These two words bring terror to every author. Any author who tells you he or she has never felt writers block is either a genius or lying. We have all experienced it at some time in some form or another. Have you ever sat down to write and find yourself staring at the screen for several minutes? Sure you have, but for most, those few seconds or minutes pass and the story continues. For those unfortunate authors where the minutes tick on to hours, days, month, it’s terrifying.
What do you do when the words just won’t come, when the story simply won’t progress, when the characters are silent?
Do not throw your computer or laptop out the window. This electronic writing tool has done nothing wrong, why make it suffer. You do not want to be known as a computer killer.
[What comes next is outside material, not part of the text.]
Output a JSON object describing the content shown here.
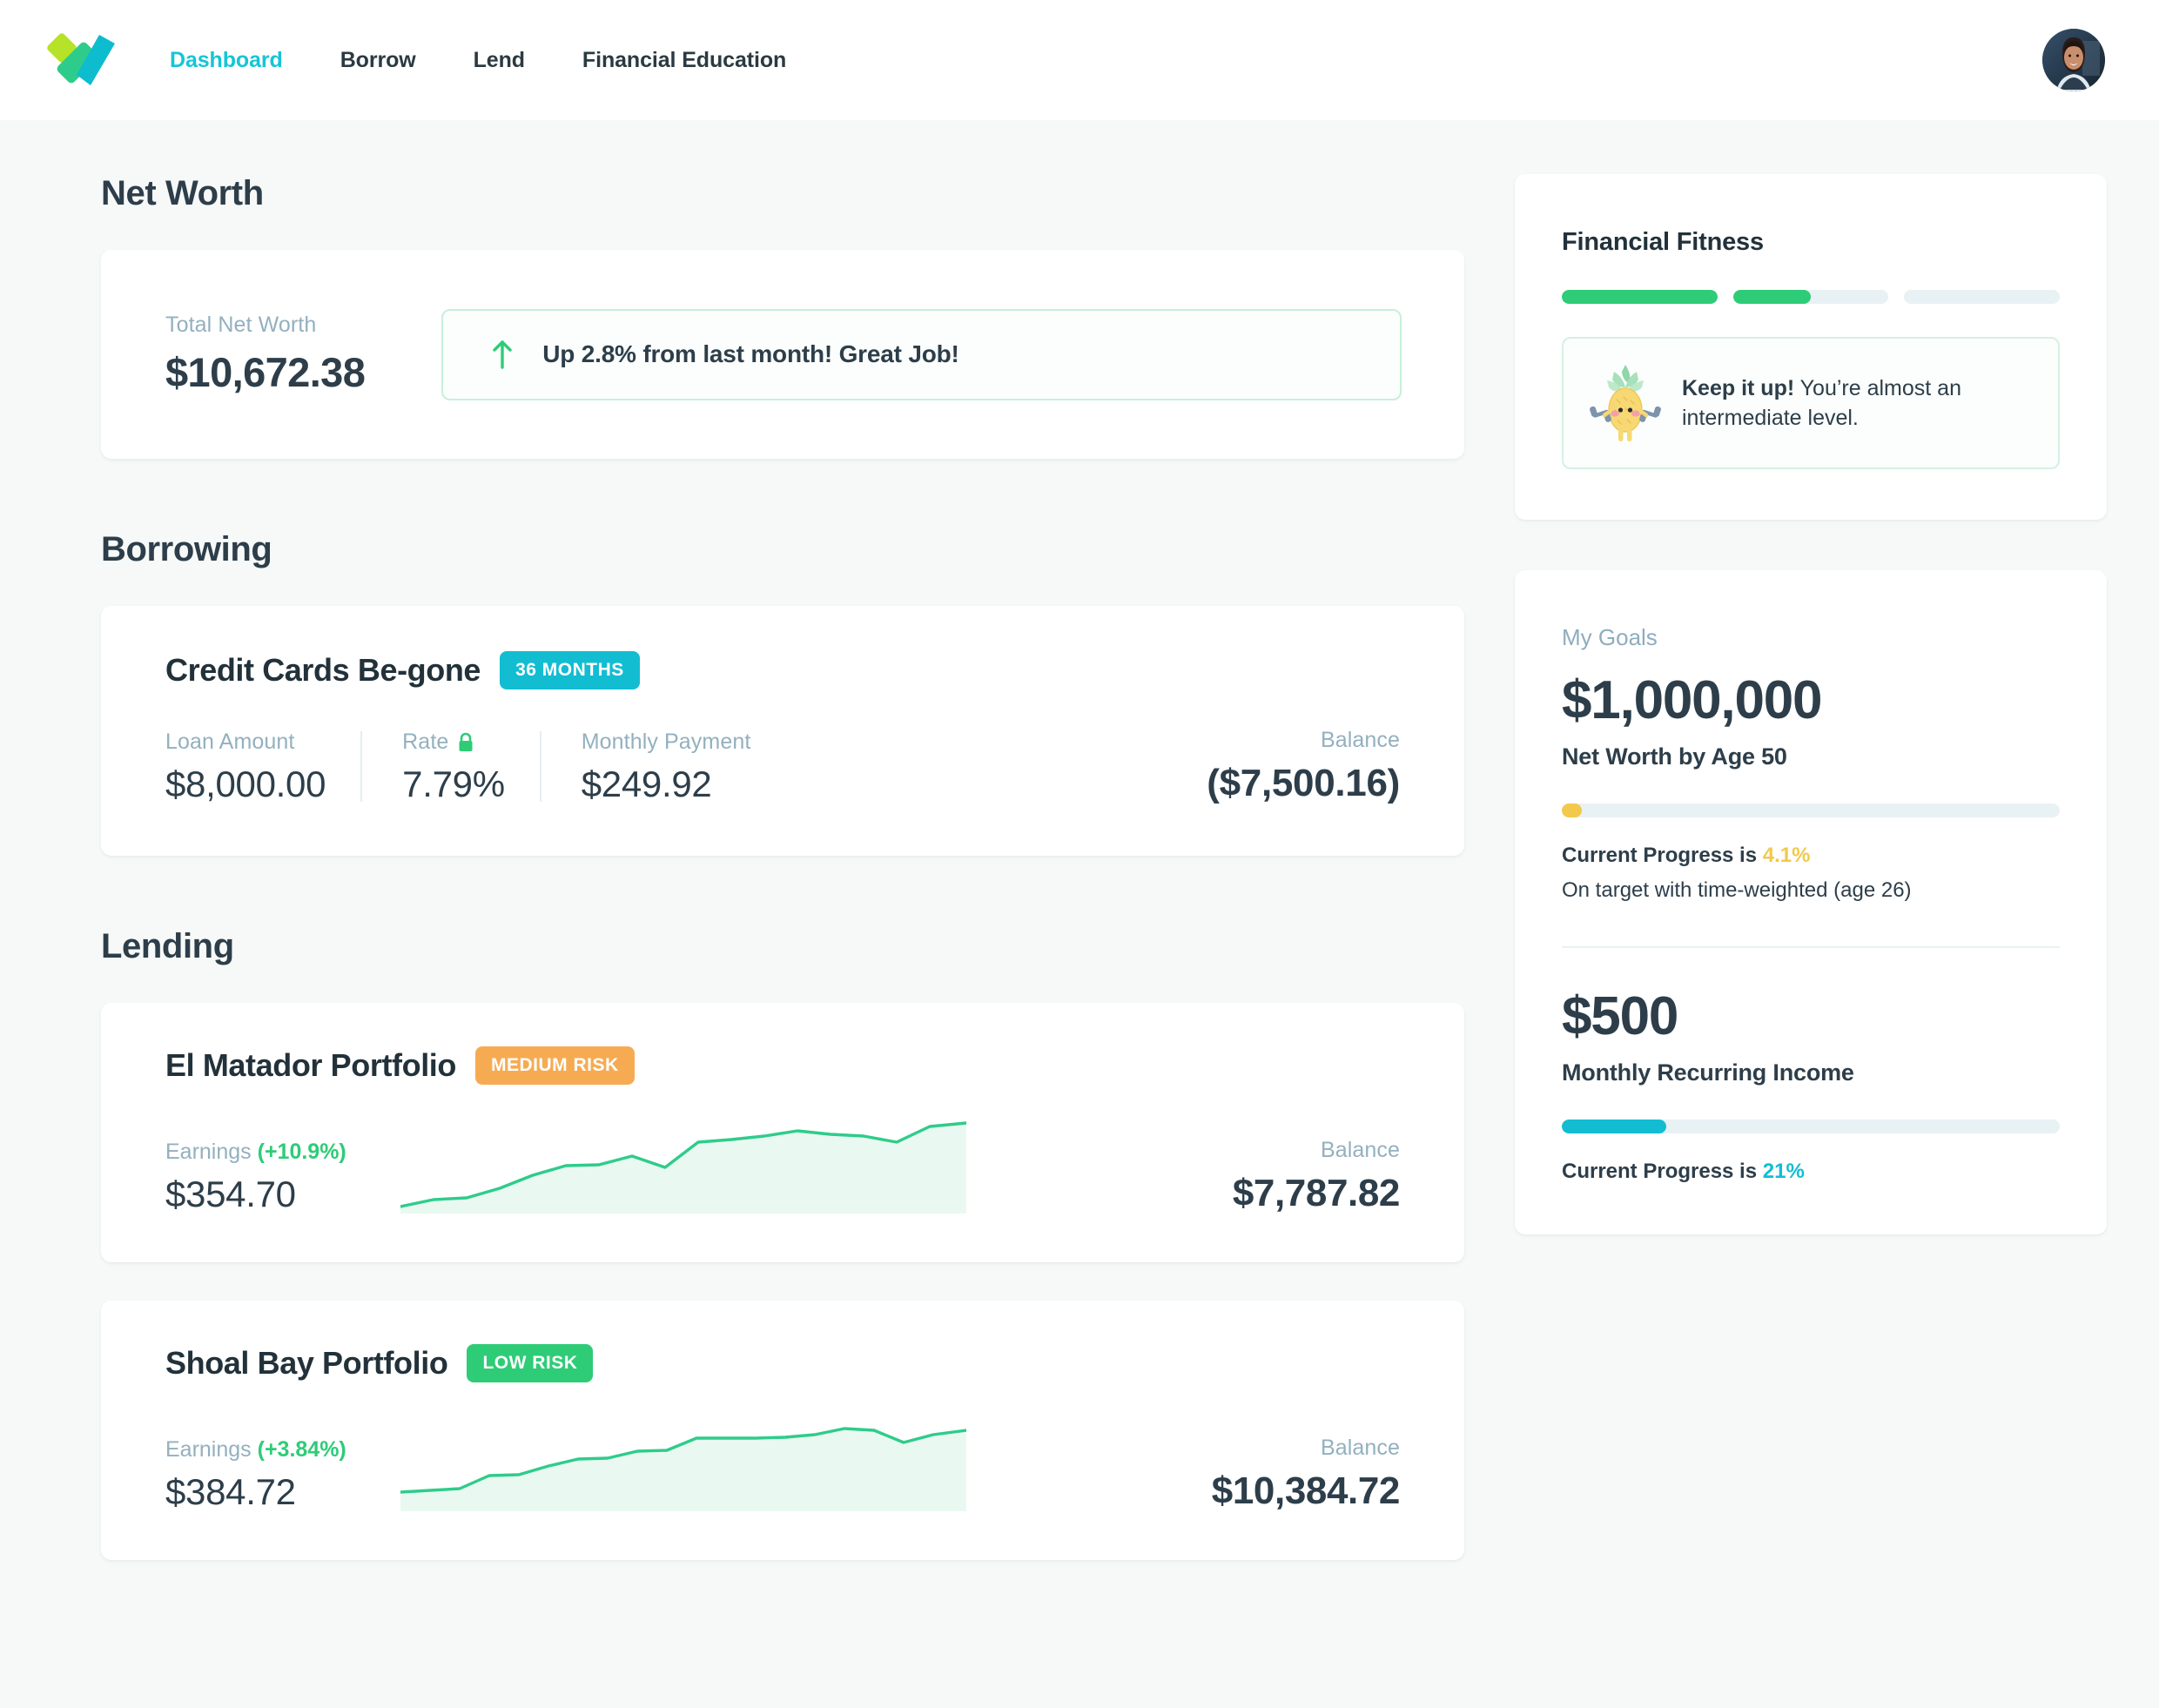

Don’t give up: I know it’s frustrating, believe me I know. I’ve been in that boat where the words refuse to flow. But refused to give up. I love my job too much to walk away from it. So just be patient.
Now, for some “Do’s”.
Put it out of your mind. Walk away, give yourself a few days and don’t think about what you can’t do. The more you dwell on your lack of creations the worse it will be. Spend some time outside. Fresh air can be a great brain de-clogger.
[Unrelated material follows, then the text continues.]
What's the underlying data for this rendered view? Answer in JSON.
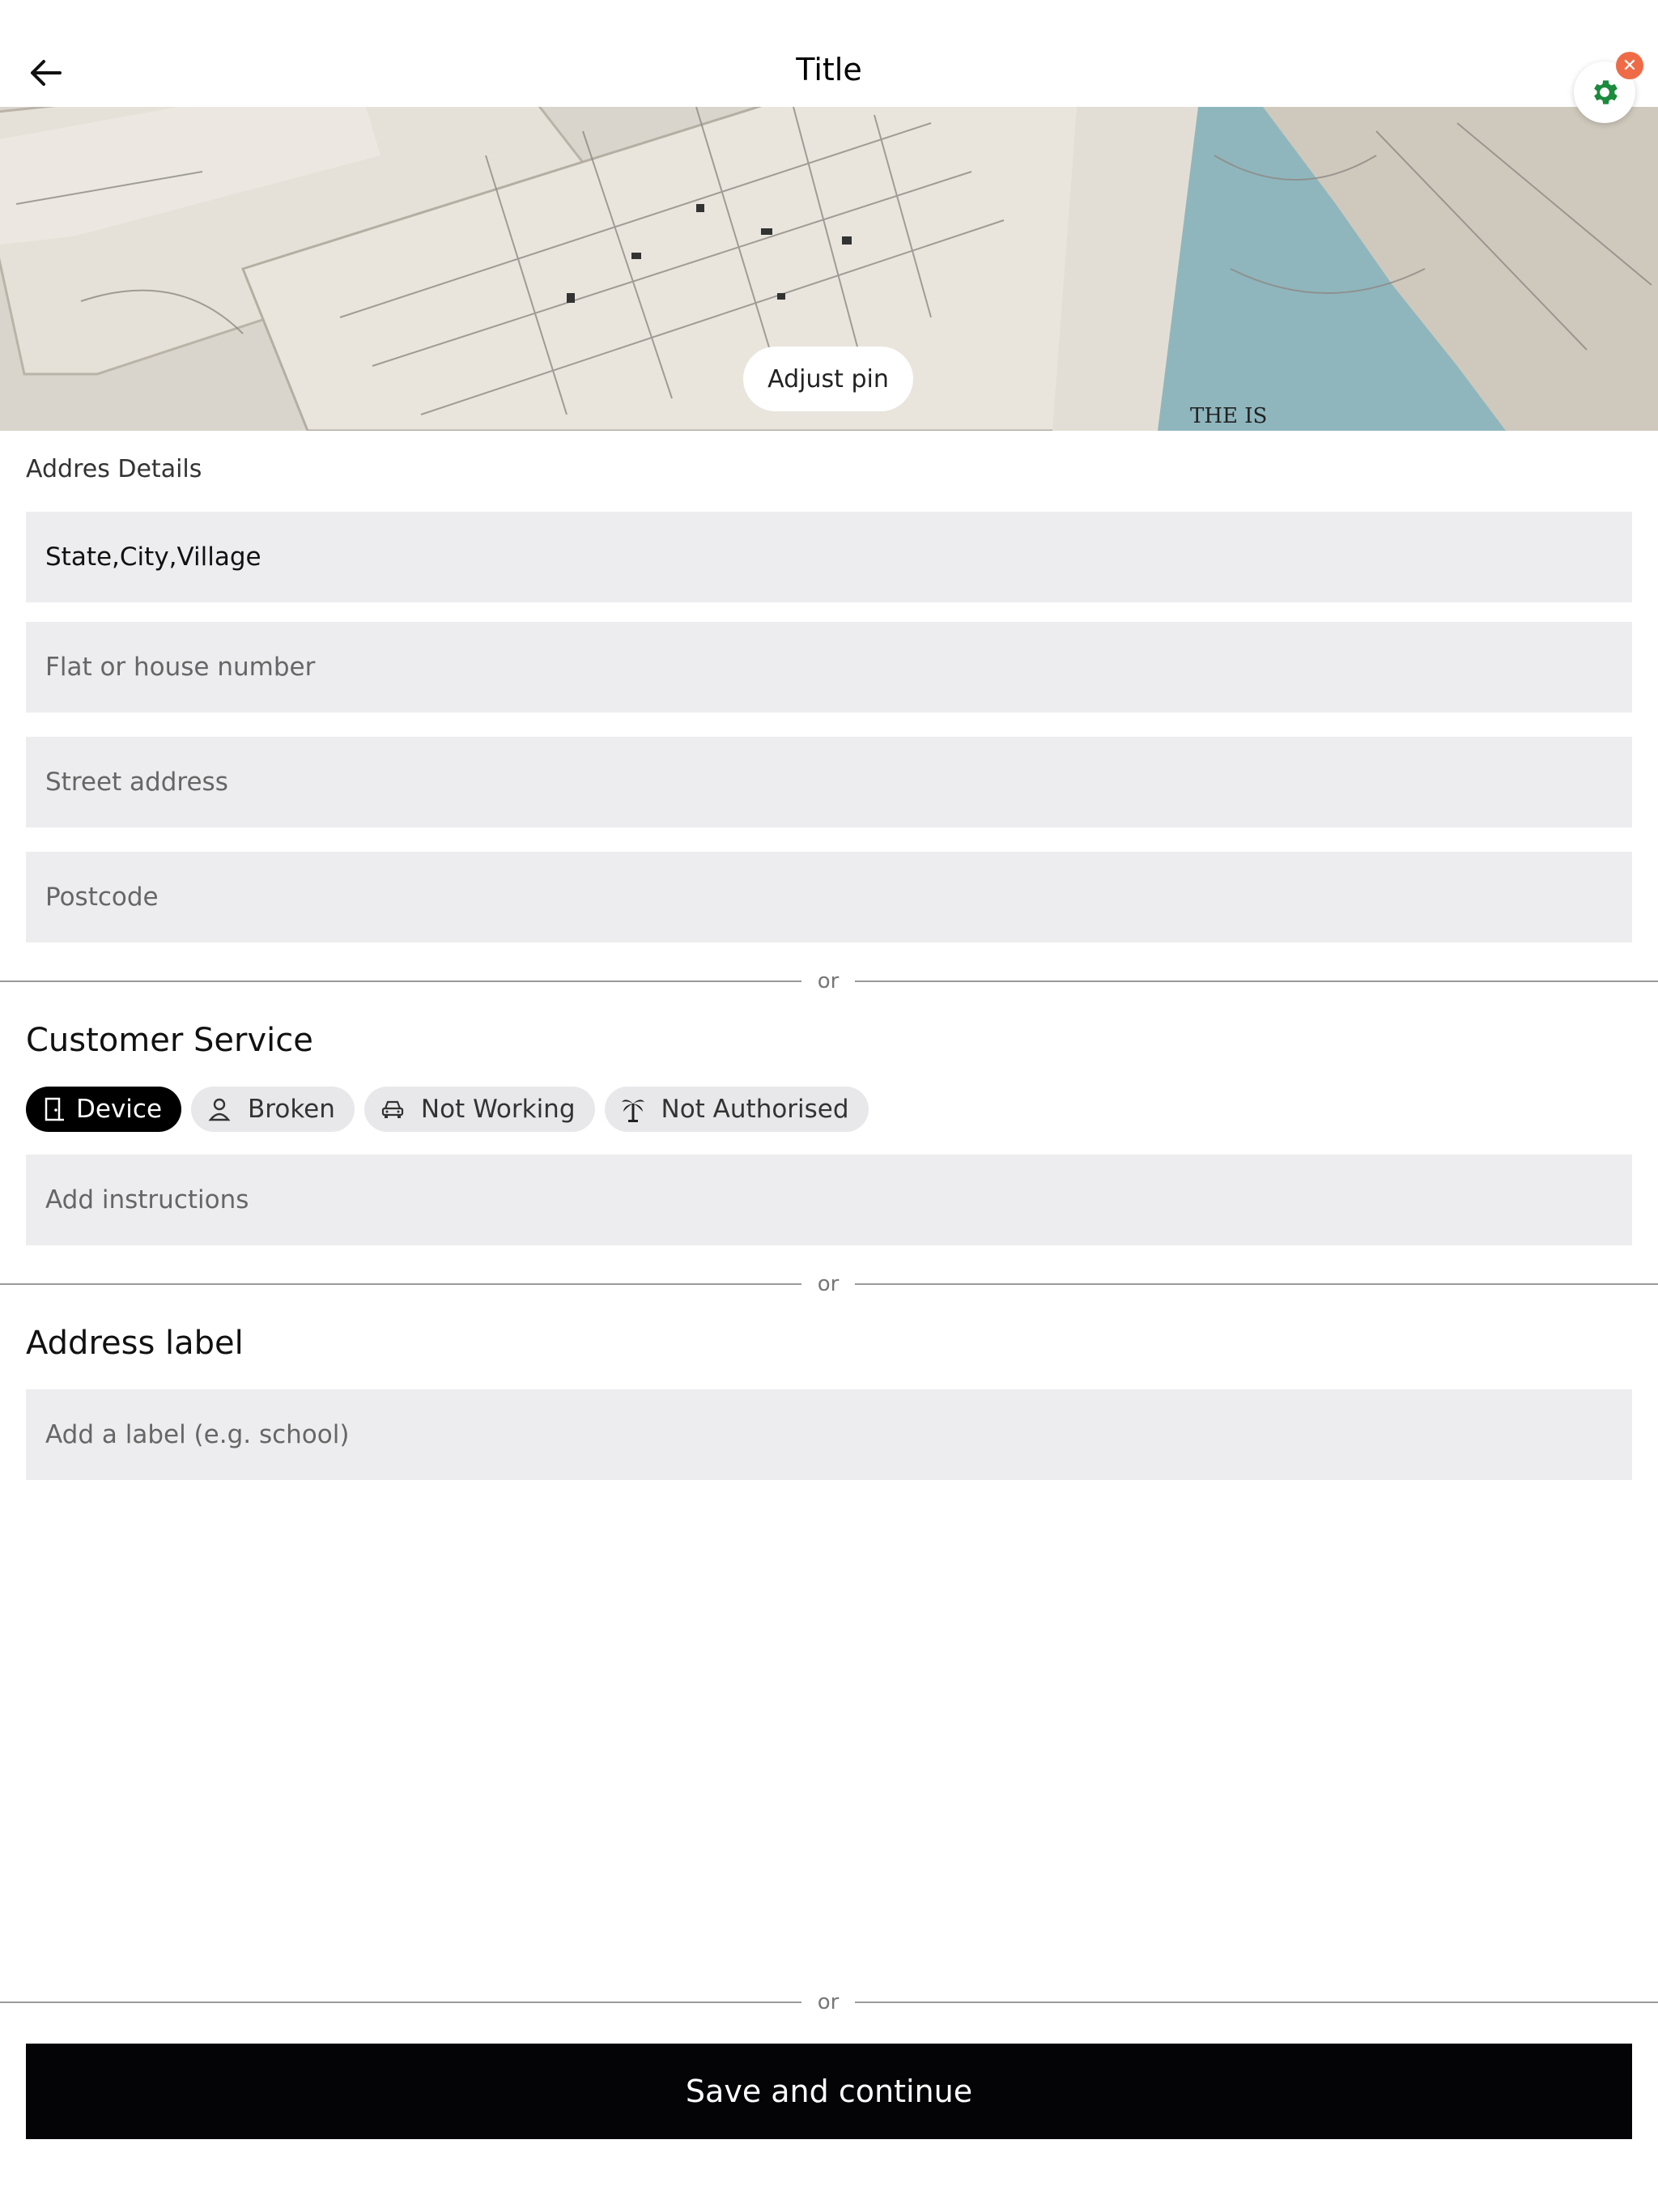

Watch a good movie. Sometimes watching a movie can jar loose the brain fog. It’s worked for me, especially watching a really bad movie. I come out of it thinking, “Hell, I can do better than that.” Then I sit down and prove myself right.
Read. Books are great motivators and help stir your own creative juices.
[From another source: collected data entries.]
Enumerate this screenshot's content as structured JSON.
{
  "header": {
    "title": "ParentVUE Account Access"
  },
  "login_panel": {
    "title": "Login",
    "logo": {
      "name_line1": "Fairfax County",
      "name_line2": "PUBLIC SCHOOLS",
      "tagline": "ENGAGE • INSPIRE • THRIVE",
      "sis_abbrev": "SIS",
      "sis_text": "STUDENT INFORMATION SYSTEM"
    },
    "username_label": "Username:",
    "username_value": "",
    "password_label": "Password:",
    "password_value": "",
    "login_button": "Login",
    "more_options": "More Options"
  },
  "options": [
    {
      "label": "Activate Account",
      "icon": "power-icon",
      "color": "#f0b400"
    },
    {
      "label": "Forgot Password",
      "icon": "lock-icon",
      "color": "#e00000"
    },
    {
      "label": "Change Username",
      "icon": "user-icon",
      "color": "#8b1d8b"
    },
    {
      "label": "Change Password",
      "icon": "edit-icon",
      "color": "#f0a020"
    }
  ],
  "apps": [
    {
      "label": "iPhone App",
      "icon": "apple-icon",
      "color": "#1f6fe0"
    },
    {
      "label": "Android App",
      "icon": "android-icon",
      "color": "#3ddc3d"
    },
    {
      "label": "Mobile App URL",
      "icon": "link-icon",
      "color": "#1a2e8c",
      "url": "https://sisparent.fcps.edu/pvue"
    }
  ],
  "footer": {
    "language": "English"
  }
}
Find a project to take your mind off of your woes. It can be anything at all. Crotchet or knit a blanket for your kids, parents, siblings, or the guy next door who keeps giving you that sexy twinkle. Or, if knitting and crocheting aren’t your forte, try gardening. If you’re a guy, work on a car, go hang out with your buddies or try the recommended remedy for stress that my hubby loves. Video games. Just make sure they have a lot of gun fire, destruction and swearing. J
Maybe try redecorating your home. It works for me. Sometimes placing your creativity in a different direction temporarily can help jar the story loose that’s plugged in your brain. But think before painting the walls in your house bright yellow with black stripes or lime green with orange flowers. That is just so wrong.
Sit down with a pad and paper and jot down why you’re having trouble getting the story to flow. You may just find it’s something easily remedied.
Get some sleep. Lack of sleep will make your brain sluggish. Take a nap, and try to get at least eight hours a night.
Exercise. Okay, who threw that pen at me? I know, who wants to exercise but it can help brain flow. I’m not talking buying yourself a Bow Flex or joining the gym and sweating until you drop. It can be as easy as taking a walk or doing some jumping jacks.
Try writing out of sequence. If you have some ideas for later on in the book but you’re stuck on chapter three and you just can’t seem to get past it, write the part that’s begging to be written. There is no law that says a book has to be written in order. If you have the ending already in your mind, then write it down. If chapter twelve is begging to spring forth, jot it down. It could very well jar loose the rest of brain and Chapter three might just come to you.
Work on more than one project at a time. For some authors, this works. If you’re stuck in one novel, switch to another.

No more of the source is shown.